Another 1.1 million people applied for unemployment insurance (UI) benefits last week, including 751,000 people who applied for regular state UI and 360,000 who applied for Pandemic Unemployment Assistance (PUA). PUA is the federal program for workers who are not eligible for regular unemployment insurance, like gig workers. It provides up to 39 weeks of benefits, but it is set to expire at the end of this year.

The 1.1 million who applied for UI last week was a decline of just 25,000 from the prior week’s revised figures. Last week was the 32nd straight week total initial claims were far greater than the worst week of the Great Recession. (If that comparison is restricted to regular state claims—because we didn’t have PUA in the Great Recession—initial claims last week were still 3.7 times where they were a year ago.)

Most states provide 26 weeks (six months) of regular benefits, and this crisis has gone on much longer than that. That means many workers are exhausting their regular state UI benefits. In the most recent data, continuing claims for regular state UI dropped by 709,000, from 8.5 million to 7.8 million.
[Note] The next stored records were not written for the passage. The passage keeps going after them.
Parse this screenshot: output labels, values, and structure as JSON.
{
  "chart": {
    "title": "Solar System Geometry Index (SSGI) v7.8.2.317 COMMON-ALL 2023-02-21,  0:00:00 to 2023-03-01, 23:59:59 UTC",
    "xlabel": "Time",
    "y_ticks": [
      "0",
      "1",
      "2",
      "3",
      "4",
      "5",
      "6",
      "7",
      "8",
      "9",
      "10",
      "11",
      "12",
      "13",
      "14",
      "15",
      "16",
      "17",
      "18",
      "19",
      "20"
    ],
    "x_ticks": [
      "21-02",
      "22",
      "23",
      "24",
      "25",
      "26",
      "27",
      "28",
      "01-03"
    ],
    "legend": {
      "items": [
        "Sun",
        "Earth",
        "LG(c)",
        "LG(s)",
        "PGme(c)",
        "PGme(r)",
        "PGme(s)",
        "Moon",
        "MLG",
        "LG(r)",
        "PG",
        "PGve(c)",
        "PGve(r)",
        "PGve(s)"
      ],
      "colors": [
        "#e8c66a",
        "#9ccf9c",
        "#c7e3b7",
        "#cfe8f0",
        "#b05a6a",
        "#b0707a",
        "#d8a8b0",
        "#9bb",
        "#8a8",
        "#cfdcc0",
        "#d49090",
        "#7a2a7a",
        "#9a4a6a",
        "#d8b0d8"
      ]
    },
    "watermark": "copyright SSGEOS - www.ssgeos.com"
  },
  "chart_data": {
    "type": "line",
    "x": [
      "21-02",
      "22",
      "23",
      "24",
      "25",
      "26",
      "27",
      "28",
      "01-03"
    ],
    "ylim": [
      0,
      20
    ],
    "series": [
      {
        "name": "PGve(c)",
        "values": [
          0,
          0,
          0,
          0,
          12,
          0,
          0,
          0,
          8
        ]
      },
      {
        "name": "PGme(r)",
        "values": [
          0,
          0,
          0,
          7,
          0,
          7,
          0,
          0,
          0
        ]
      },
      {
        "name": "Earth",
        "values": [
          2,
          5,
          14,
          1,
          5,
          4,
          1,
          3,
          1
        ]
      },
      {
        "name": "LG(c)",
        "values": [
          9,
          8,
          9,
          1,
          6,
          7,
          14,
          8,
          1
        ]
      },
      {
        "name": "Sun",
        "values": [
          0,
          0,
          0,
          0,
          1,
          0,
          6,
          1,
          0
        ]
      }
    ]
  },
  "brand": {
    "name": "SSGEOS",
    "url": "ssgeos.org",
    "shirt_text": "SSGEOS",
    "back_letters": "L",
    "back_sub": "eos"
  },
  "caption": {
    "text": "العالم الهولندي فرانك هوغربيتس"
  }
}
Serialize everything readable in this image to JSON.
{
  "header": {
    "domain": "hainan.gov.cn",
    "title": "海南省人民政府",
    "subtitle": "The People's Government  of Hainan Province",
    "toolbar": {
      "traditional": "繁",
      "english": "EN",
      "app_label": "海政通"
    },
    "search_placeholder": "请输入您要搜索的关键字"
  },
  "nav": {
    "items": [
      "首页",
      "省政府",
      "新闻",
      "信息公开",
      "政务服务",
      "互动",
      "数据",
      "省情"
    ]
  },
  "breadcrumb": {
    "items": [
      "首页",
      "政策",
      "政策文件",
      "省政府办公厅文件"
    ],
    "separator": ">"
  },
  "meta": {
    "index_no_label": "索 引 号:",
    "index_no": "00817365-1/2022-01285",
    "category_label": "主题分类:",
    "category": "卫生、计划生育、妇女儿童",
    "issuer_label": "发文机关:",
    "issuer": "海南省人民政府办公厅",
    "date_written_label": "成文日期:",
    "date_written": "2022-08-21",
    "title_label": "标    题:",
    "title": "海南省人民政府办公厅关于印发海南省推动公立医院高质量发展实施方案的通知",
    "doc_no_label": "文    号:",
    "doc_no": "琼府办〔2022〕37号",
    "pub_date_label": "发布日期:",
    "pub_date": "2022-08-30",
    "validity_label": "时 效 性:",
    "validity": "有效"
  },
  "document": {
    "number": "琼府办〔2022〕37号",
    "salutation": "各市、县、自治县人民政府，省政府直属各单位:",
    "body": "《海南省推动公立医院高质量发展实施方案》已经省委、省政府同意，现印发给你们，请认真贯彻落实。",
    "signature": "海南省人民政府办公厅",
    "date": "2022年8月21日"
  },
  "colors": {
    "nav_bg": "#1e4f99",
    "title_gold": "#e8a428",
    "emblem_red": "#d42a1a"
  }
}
Fortunately, after an individual exhausts regular state benefits, they can move onto Pandemic Emergency Unemployment Compensation (PEUC), which is an additional 13 weeks of regular state UI. However, in the latest data available for PEUC (the week ending October 10) PEUC rose by “just” 387,000 to 3.7 million, offsetting only 42% of the 921,000 decline in continuing claims for regular state benefits for the same week. The small increase in PEUC relative to the decline in continuing claims for regular state UI is likely due in large part to delays workers are facing getting onto PEUC, including workers either not being told about PEUC or not being told that they have to apply for it (states are required to notify eligible workers, but it may not be happening). Further, many of the roughly 2 million workers who were on unemployment insurance before this recession began, or who are in states with less than the standard 26 weeks of regular state benefits, are exhausting PEUC benefits.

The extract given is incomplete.